O objetivo de todos eles é melhorar a qualidade da distribuição, dentre outras, as fontes em que o boro apresenta baixa solubilidade em água, como a ulexita, em que é possível se trabalhar com uma dose um pouco maior.
Além das correções químicas e físicas do solo, deve-se pensar na melhoria da saúde do solo, trabalhando para melhoria da biologia do perfil, quer seja com adoção de rotação de culturas ou com culturas de cobertura.
A natureza a favor do solo
Plantas como crotalárias spectabilis, crotalária ocroleuca, dentre outras, ainda são ferramentas pouco usadas pelos produtores para redução da população de nematoides e poderiam contribuir muito para que as plantas não perdessem suas capacidades de absorção de água e nutrientes.
Por outro lado, logo após as aberturas de áreas, a utilização de gramíneas, como braquiária e milheto, seria importante, devido às altas produtividades de massa seca e enraizamento profundo.

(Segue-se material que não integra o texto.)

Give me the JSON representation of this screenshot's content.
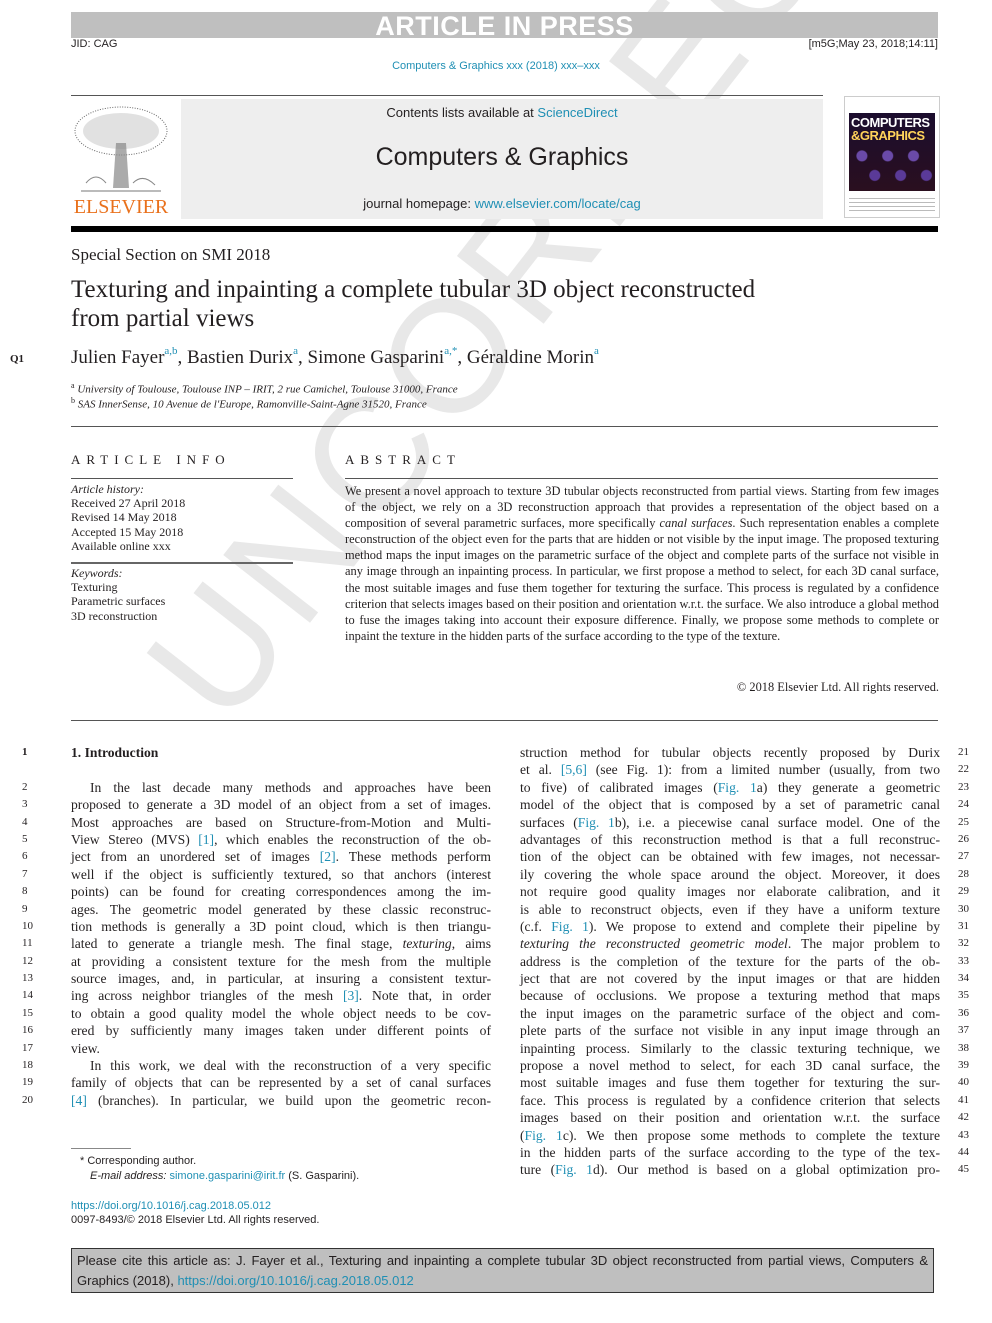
{
  "banner": {
    "text": "ARTICLE IN PRESS",
    "jid": "JID: CAG",
    "stamp": "[m5G;May 23, 2018;14:11]"
  },
  "running_head": "Computers & Graphics xxx (2018) xxx–xxx",
  "masthead": {
    "publisher_logo_text": "ELSEVIER",
    "contents_prefix": "Contents lists available at ",
    "contents_link": "ScienceDirect",
    "journal_title": "Computers & Graphics",
    "homepage_prefix": "journal homepage: ",
    "homepage_link": "www.elsevier.com/locate/cag",
    "cover_title_line1": "COMPUTERS",
    "cover_title_line2": "&GRAPHICS"
  },
  "article": {
    "section": "Special Section on SMI 2018",
    "title_line1": "Texturing and inpainting a complete tubular 3D object reconstructed",
    "title_line2": "from partial views",
    "query_marker": "Q1",
    "authors": [
      {
        "name": "Julien Fayer",
        "sup": "a,b"
      },
      {
        "name": "Bastien Durix",
        "sup": "a"
      },
      {
        "name": "Simone Gasparini",
        "sup": "a,*"
      },
      {
        "name": "Géraldine Morin",
        "sup": "a"
      }
    ],
    "affiliations": [
      {
        "mark": "a",
        "text": "University of Toulouse, Toulouse INP – IRIT, 2 rue Camichel, Toulouse 31000, France"
      },
      {
        "mark": "b",
        "text": "SAS InnerSense, 10 Avenue de l'Europe, Ramonville-Saint-Agne 31520, France"
      }
    ]
  },
  "article_info": {
    "label": "ARTICLE INFO",
    "history_label": "Article history:",
    "history": [
      "Received 27 April 2018",
      "Revised 14 May 2018",
      "Accepted 15 May 2018",
      "Available online xxx"
    ],
    "keywords_label": "Keywords:",
    "keywords": [
      "Texturing",
      "Parametric surfaces",
      "3D reconstruction"
    ]
  },
  "abstract": {
    "label": "ABSTRACT",
    "p1": "We present a novel approach to texture 3D tubular objects reconstructed from partial views. Starting from few images of the object, we rely on a 3D reconstruction approach that provides a representation of the object based on a composition of several parametric surfaces, more specifically ",
    "p1_italic": "canal surfaces",
    "p2": ". Such representation enables a complete reconstruction of the object even for the parts that are hidden or not visible by the input image. The proposed texturing method maps the input images on the parametric surface of the object and complete parts of the surface not visible in any image through an inpainting process. In particular, we first propose a method to select, for each 3D canal surface, the most suitable images and fuse them together for texturing the surface. This process is regulated by a confidence criterion that selects images based on their position and orientation w.r.t. the surface. We also introduce a global method to fuse the images taking into account their exposure difference. Finally, we propose some methods to complete or inpaint the texture in the hidden parts of the surface according to the type of the texture.",
    "copyright": "© 2018 Elsevier Ltd. All rights reserved."
  },
  "body": {
    "left": [
      {
        "n": "1",
        "text": "1. Introduction",
        "type": "heading"
      },
      {
        "n": "",
        "text": "",
        "type": "blank"
      },
      {
        "n": "2",
        "text": "In the last decade many methods and approaches have been",
        "type": "indent"
      },
      {
        "n": "3",
        "text": "proposed to generate a 3D model of an object from a set of images."
      },
      {
        "n": "4",
        "text": "Most approaches are based on Structure-from-Motion and Multi-"
      },
      {
        "n": "5",
        "pre": "View Stereo (MVS) ",
        "link": "[1]",
        "post": ", which enables the reconstruction of the ob-"
      },
      {
        "n": "6",
        "pre": "ject from an unordered set of images ",
        "link": "[2]",
        "post": ". These methods perform"
      },
      {
        "n": "7",
        "text": "well if the object is sufficiently textured, so that anchors (interest"
      },
      {
        "n": "8",
        "text": "points) can be found for creating correspondences among the im-"
      },
      {
        "n": "9",
        "text": "ages. The geometric model generated by these classic reconstruc-"
      },
      {
        "n": "10",
        "text": "tion methods is generally a 3D point cloud, which is then triangu-"
      },
      {
        "n": "11",
        "pre": "lated to generate a triangle mesh. The final stage, ",
        "ital": "texturing",
        "post": ", aims"
      },
      {
        "n": "12",
        "text": "at providing a consistent texture for the mesh from the multiple"
      },
      {
        "n": "13",
        "text": "source images, and, in particular, at insuring a consistent textur-"
      },
      {
        "n": "14",
        "pre": "ing across neighbor triangles of the mesh ",
        "link": "[3]",
        "post": ". Note that, in order"
      },
      {
        "n": "15",
        "text": "to obtain a good quality model the whole object needs to be cov-"
      },
      {
        "n": "16",
        "text": "ered by sufficiently many images taken under different points of"
      },
      {
        "n": "17",
        "text": "view.",
        "type": "last"
      },
      {
        "n": "18",
        "text": "In this work, we deal with the reconstruction of a very specific",
        "type": "indent"
      },
      {
        "n": "19",
        "text": "family of objects that can be represented by a set of canal surfaces"
      },
      {
        "n": "20",
        "pre": "",
        "link": "[4]",
        "post": " (branches). In particular, we build upon the geometric recon-"
      }
    ],
    "right": [
      {
        "n": "21",
        "text": "struction method for tubular objects recently proposed by Durix"
      },
      {
        "n": "22",
        "pre": "et al. ",
        "link": "[5,6]",
        "post": " (see Fig. 1): from a limited number (usually, from two"
      },
      {
        "n": "23",
        "pre": "to five) of calibrated images (",
        "link": "Fig. 1",
        "post": "a) they generate a geometric"
      },
      {
        "n": "24",
        "text": "model of the object that is composed by a set of parametric canal"
      },
      {
        "n": "25",
        "pre": "surfaces (",
        "link": "Fig. 1",
        "post": "b), i.e. a piecewise canal surface model. One of the"
      },
      {
        "n": "26",
        "text": "advantages of this reconstruction method is that a full reconstruc-"
      },
      {
        "n": "27",
        "text": "tion of the object can be obtained with few images, not necessar-"
      },
      {
        "n": "28",
        "text": "ily covering the whole space around the object. Moreover, it does"
      },
      {
        "n": "29",
        "text": "not require good quality images nor elaborate calibration, and it"
      },
      {
        "n": "30",
        "text": "is able to reconstruct objects, even if they have a uniform texture"
      },
      {
        "n": "31",
        "pre": "(c.f. ",
        "link": "Fig. 1",
        "post": "). We propose to extend and complete their pipeline by"
      },
      {
        "n": "32",
        "pre": "",
        "ital": "texturing the reconstructed geometric model",
        "post": ". The major problem to"
      },
      {
        "n": "33",
        "text": "address is the completion of the texture for the parts of the ob-"
      },
      {
        "n": "34",
        "text": "ject that are not covered by the input images or that are hidden"
      },
      {
        "n": "35",
        "text": "because of occlusions. We propose a texturing method that maps"
      },
      {
        "n": "36",
        "text": "the input images on the parametric surface of the object and com-"
      },
      {
        "n": "37",
        "text": "plete parts of the surface not visible in any input image through an"
      },
      {
        "n": "38",
        "text": "inpainting process. Similarly to the classic texturing technique, we"
      },
      {
        "n": "39",
        "text": "propose a novel method to select, for each 3D canal surface, the"
      },
      {
        "n": "40",
        "text": "most suitable images and fuse them together for texturing the sur-"
      },
      {
        "n": "41",
        "text": "face. This process is regulated by a confidence criterion that selects"
      },
      {
        "n": "42",
        "text": "images based on their position and orientation w.r.t. the surface"
      },
      {
        "n": "43",
        "pre": "(",
        "link": "Fig. 1",
        "post": "c). We then propose some methods to complete the texture"
      },
      {
        "n": "44",
        "text": "in the hidden parts of the surface according to the type of the tex-"
      },
      {
        "n": "45",
        "pre": "ture (",
        "link": "Fig. 1",
        "post": "d). Our method is based on a global optimization pro-"
      }
    ]
  },
  "footnotes": {
    "corresponding": "* Corresponding author.",
    "email_label": "E-mail address: ",
    "email": "simone.gasparini@irit.fr",
    "email_suffix": " (S. Gasparini).",
    "doi": "https://doi.org/10.1016/j.cag.2018.05.012",
    "issn": "0097-8493/© 2018 Elsevier Ltd. All rights reserved."
  },
  "cite_box": {
    "text": "Please cite this article as: J. Fayer et al., Texturing and inpainting a complete tubular 3D object reconstructed from partial views, Computers & Graphics (2018), ",
    "link": "https://doi.org/10.1016/j.cag.2018.05.012"
  },
  "watermark": "UNCORRECTED PROOF",
  "colors": {
    "link": "#1f8fb4",
    "elsevier_orange": "#e9711c",
    "banner_gray": "#bfbfbf"
  }
}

Tais plantas poderiam contribuir muito para dar um “choque de carbono”, após as correções químicas, e contribuir no longo prazo com o aumento de matéria orgânica, da capacidade de troca de cátions (CTC do solo), bem como para aumentar a retenção de água dos solos.
Alumínio tóxico
Em áreas com altos teores de alumínio trocável (Al3+), o elemento pode substituir o cálcio (Ca2+) na composição da parede celular, formando o pectato de alumínio ao invés do pectado de Ca.
Com isso, as raízes cessam o crescimento, engrossam, escurecem e morrem. Em situações mais drásticas, em que os teores de Al3+ são muito elevados, ocorre a morte das plantas.

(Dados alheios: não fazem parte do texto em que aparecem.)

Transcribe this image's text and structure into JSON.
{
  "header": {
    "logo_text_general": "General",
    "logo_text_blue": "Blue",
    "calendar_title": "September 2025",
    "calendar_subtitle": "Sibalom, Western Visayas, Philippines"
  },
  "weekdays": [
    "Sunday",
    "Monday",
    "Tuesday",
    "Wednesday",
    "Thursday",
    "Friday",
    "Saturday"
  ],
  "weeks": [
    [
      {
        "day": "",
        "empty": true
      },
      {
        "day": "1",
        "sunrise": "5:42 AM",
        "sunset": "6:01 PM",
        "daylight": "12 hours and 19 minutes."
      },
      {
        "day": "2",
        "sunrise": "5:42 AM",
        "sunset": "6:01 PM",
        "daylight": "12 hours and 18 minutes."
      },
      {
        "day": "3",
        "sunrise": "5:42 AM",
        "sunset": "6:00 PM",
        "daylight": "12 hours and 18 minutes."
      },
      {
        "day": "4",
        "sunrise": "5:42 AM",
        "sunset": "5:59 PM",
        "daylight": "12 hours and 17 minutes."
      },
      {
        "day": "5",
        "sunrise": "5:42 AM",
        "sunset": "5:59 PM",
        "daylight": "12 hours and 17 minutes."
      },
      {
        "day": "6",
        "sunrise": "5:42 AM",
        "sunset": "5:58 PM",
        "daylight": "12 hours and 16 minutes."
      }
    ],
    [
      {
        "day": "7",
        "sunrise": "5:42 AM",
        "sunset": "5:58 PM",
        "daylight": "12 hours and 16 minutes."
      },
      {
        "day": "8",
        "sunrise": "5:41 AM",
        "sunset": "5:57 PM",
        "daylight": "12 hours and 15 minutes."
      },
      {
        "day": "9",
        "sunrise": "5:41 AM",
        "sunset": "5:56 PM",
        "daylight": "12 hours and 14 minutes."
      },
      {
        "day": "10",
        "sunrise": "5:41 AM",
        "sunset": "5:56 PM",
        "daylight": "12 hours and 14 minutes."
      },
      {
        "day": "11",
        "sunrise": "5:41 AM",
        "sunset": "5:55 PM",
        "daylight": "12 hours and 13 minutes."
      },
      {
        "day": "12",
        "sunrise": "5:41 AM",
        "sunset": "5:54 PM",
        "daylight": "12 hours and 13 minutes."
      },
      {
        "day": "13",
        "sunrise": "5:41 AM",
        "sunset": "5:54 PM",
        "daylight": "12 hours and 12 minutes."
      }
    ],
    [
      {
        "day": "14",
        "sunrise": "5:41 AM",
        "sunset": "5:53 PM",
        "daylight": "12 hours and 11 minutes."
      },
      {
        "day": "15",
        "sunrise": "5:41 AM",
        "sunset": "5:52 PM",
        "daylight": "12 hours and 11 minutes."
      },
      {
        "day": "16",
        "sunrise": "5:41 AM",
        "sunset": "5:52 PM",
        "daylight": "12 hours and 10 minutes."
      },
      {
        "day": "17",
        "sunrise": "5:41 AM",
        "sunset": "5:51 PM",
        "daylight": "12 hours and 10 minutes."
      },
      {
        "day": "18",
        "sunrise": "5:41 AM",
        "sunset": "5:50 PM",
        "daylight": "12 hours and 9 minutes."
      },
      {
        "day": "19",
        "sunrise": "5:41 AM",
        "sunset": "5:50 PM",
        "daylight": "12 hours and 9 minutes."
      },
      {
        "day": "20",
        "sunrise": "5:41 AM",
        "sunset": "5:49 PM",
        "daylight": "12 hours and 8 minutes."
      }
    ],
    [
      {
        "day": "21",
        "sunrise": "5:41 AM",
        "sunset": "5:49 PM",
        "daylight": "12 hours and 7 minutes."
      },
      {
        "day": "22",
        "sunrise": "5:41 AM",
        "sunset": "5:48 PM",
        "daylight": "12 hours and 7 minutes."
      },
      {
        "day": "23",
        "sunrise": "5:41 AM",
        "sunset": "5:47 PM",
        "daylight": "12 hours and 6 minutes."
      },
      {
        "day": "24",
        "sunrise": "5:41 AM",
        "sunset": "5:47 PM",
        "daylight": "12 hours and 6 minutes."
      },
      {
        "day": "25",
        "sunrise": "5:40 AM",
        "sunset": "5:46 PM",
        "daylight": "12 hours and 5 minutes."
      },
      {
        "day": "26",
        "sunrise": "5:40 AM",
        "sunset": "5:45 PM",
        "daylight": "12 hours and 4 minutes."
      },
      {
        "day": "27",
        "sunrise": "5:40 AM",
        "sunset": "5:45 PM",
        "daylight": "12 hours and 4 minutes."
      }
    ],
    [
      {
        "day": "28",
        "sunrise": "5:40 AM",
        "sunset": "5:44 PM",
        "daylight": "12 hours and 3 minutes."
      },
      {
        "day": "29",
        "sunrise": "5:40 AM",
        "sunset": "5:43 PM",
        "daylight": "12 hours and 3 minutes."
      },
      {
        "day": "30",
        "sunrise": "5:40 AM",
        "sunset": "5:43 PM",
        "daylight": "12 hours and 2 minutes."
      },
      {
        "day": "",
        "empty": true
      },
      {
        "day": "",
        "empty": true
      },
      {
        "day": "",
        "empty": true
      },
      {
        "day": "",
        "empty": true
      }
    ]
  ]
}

O alumínio trocável (Al3+) também reduz a disponibilidade de fósforo e sua absorção pelas plantas, pois quando um adubo fosfatado solúvel (ex.: DAP, MAP, super fosfato simples, super fosfato triplo) é aplicado num solo com alta disponibilidade de Al3+, ocorre a formação de fosfato de alumínio.

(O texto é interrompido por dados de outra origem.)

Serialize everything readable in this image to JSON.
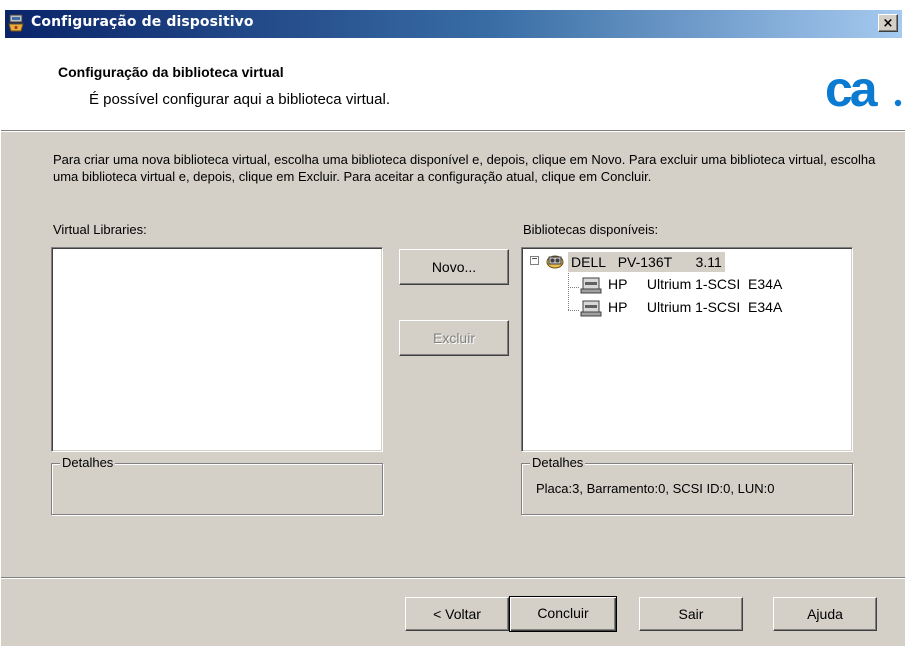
{
  "window": {
    "title": "Configuração de dispositivo",
    "close_label": "×"
  },
  "header": {
    "title": "Configuração da biblioteca virtual",
    "subtitle": "É possível configurar aqui a biblioteca virtual.",
    "logo_text": "ca."
  },
  "intro_text": "Para criar uma nova biblioteca virtual, escolha uma biblioteca disponível e, depois, clique em Novo. Para excluir uma biblioteca virtual, escolha uma biblioteca virtual e, depois, clique em Excluir. Para aceitar a configuração atual, clique em Concluir.",
  "virtual_libraries": {
    "label": "Virtual Libraries:",
    "items": [],
    "details_label": "Detalhes",
    "details_value": ""
  },
  "actions": {
    "new_label": "Novo...",
    "delete_label": "Excluir",
    "delete_enabled": false
  },
  "available_libraries": {
    "label": "Bibliotecas disponíveis:",
    "tree": {
      "expander": "−",
      "root": {
        "vendor": "DELL",
        "model": "PV-136T",
        "revision": "3.11",
        "icon": "tape-library-icon",
        "selected": true
      },
      "children": [
        {
          "vendor": "HP",
          "model": "Ultrium 1-SCSI",
          "revision": "E34A",
          "icon": "tape-drive-icon"
        },
        {
          "vendor": "HP",
          "model": "Ultrium 1-SCSI",
          "revision": "E34A",
          "icon": "tape-drive-icon"
        }
      ]
    },
    "details_label": "Detalhes",
    "details_value": "Placa:3, Barramento:0, SCSI ID:0, LUN:0"
  },
  "footer": {
    "back_label": "< Voltar",
    "finish_label": "Concluir",
    "exit_label": "Sair",
    "help_label": "Ajuda"
  },
  "colors": {
    "titlebar_start": "#0a246a",
    "titlebar_end": "#a6caf0",
    "dialog_face": "#d4d0c8",
    "logo_blue": "#0a7bd0",
    "selection": "#d4d0c8"
  }
}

Neste caso, trata-se de um precipitado em que a planta não consegue absorver mais o fósforo aplicado.
Manejo acertado
Fazendo uma análise de solo estratificada, o produtor poderia saber se há necessidade ou não de alguma interferência na área, a fim de evitar riscos. Por exemplo, se após um diagnóstico detalhado ele perceber que há acúmulo de nutrientes apenas na camada de 0 a 10 cm, com altos teores de Al nas camadas inferiores (10 a 20, 20 a 40 e 40 a 60 cm), o produtor teria certeza de que após a semeadura, o maior enraizamento das plantas iria ocorrer na camada superficial.
Haveria poucas raízes abaixo de 10 cm de profundidade no exemplo hipotético. Assim, se houvesse algum veranico, a sua lavoura estaria muito suscetível a grandes perdas de produtividade.
Desta forma, poderia discutir com seu técnico a necessidade de correção mais profunda com calcário, utilização de gesso, associação de gesso e calcário, dentre outras práticas, antes da semeadura.